Re: Comments on HTML WG face to face meetings in France Oct 08 from noah_mendelsohn@us.ibm.com on 2008-11-15 (www-tag@w3.org from November 2008)

From: <noah_mendelsohn@us.ibm.com>
Date: Sat, 15 Nov 2008 11:53:33 -0500
To: Boris Zbarsky <bzbarsky@MIT.EDU>
Cc: "Henry S. Thompson" <ht@inf.ed.ac.uk>, public-html <public-html@w3.org>, www-tag@w3.org
Message-ID: <OFD75F4E6F.FDE5B8D4-ON85257501.007D506F-85257502.005CCB69@lotus.com>

Boris Zbarsky writes:

> Try loading that in your favorite browsers and seeing what happens. 
> Note that some of them display some bold text, while others do not. 
> This is because the XML specification _does_ say that this document is 
> invalid (that is not XML), but _doesn't_ say that this means you can't 
> process it and _doesn't_ specify the error handling other than saying 
> that processing of things after the error needs to be aborted.

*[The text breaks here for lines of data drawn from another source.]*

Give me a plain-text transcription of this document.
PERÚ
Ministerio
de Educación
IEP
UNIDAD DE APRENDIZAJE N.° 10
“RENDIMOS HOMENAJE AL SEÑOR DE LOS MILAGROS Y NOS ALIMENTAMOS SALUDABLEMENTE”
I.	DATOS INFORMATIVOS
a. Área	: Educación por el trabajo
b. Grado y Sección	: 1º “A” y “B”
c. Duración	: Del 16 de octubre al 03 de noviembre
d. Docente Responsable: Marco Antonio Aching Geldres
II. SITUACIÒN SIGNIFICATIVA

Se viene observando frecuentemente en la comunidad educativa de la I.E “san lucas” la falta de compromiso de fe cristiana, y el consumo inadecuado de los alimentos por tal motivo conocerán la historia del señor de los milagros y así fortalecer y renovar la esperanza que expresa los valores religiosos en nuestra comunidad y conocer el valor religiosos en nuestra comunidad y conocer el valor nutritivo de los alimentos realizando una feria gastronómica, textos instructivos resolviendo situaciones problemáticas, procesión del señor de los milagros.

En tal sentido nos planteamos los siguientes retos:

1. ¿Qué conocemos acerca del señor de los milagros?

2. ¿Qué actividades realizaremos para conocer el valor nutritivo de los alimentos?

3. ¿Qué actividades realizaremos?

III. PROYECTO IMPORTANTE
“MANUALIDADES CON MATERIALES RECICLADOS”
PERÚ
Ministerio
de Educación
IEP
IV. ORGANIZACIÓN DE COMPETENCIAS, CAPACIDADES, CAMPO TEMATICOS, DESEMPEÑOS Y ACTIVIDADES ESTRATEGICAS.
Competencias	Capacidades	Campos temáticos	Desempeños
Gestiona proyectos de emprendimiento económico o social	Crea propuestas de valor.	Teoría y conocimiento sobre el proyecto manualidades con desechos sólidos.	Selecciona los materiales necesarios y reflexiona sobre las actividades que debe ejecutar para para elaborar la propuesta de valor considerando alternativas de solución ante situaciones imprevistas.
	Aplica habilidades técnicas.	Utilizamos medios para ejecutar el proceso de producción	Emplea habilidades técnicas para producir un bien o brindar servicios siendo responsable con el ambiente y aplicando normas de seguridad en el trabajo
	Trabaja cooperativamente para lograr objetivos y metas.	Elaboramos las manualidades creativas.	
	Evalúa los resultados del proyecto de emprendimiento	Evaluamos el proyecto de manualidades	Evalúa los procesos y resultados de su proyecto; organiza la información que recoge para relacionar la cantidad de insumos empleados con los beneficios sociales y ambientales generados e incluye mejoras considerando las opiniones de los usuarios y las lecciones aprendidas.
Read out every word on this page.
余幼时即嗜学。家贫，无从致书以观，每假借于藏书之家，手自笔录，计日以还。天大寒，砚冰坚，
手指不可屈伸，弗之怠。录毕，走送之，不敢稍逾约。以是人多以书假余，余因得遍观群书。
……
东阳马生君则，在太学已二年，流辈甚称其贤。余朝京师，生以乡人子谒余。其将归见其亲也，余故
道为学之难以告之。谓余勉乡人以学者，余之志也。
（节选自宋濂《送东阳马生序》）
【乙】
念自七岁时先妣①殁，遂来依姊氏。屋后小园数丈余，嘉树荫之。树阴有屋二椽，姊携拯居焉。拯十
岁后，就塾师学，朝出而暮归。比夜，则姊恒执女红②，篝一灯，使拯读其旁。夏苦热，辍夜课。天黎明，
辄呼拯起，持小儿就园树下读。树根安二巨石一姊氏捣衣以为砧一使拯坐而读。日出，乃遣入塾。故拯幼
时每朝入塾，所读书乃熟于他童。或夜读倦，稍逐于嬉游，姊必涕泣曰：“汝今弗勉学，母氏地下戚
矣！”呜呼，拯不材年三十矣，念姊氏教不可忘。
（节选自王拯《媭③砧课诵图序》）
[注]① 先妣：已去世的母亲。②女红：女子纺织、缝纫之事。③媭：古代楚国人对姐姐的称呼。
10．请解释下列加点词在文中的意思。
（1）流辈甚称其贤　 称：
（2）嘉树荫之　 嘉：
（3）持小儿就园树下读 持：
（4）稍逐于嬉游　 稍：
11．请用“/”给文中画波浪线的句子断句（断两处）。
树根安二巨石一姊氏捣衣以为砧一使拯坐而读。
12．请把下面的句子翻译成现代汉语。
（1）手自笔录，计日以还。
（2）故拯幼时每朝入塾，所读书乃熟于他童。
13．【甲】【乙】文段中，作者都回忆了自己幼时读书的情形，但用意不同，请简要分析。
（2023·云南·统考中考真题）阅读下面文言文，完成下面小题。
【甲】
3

Yes.  The XML Recommendation says what is and what isn't XML;  what a 
given piece of software, or some class of software should do when 
confronted with a document that is not XML is, for the most part, not the 
province of the XML Recommendation.  So, we can write specifications for, 
e.g. a databinding tool that accepts documents purported to be XML, and in 
the specification for such binding tools we should indicate whether they 
SHOULD/MAY/MUST/MUST NOT extract data from a document that is not XML 
after all.  We might specify different rules for some other class of 
document processing software.  Of course, insofar as off the shelf XML 
parsers tend to have as their purpose to accept only well formed XML, such 
parsers won't likely be usable in software that wants to accept other 
input.   As you point out, there are some browsers that work in such a 
flexible mode. 

To  be clear, a lot of what I've argued for is a matter of taste.  I 
prefer the layering of the XML stack, in which one document sets out what 
the correct (well formed, in the case of XML) language is, and other 
documents describe the construction of certain classes of software that 
consume XML, and sometimes also extract useful data from documents that 
are asserted to be XML, but in fact are not.  Indeed, the XML 
Recommendation probably says a bit more about processors than I would 
prefer.  Anyway, to reiterate, this is somewhat a matter of taste. Several 
people who are very knowledgeable have claimed that the HTML 5 drafts as 
written do answer the question:  what is a legal HTML 5 document and what 
is its interpretation.  I certainly believe them.  I as a new reader find 
it much harder to identify that important information in the HTML 5 drafts 
than I find it to be when reading, say, the XML Recommendation or the C++ 
Annotated Reference Manual, or the Java Language Specification, to pick 
some examples.  That's why I'm very glad to see that Michael Smith is 
experimenting with writing a document that would  be focussed specifically 
on conveying that information.

For what it's worth, if I were writing the HTML 5 drafts from scratch, and 
having to satisfy only my own tastes, I would probably have tried writing 
Michael's document first, and where possible referring to it from the 
larger specification (I.e. the one that describes error handling).  It 
could be that if I were ever to try I would find that to be impractical, 
and in any case I accept that it's most likely not practical to attempt 
such a radical refactoring at this point, if it would have had some 
advantages earlier.  Again, I very much appreciate the attention everyone 
has given to my concerns.  And again, I'm quite satisfied and willing to 
let this discussion drop if everyone would like to get on to other things. 
 I suggest that we see how Michael does with his draft, and whether it 
turns out to be a good thing, as I suspect it might.  Thank you.

Noah

--------------------------------------
Noah Mendelsohn 
IBM Corporation
One Rogers Street
Cambridge, MA 02142
1-617-693-4036
--------------------------------------

Received on Saturday, 15 November 2008 16:54:37 UTC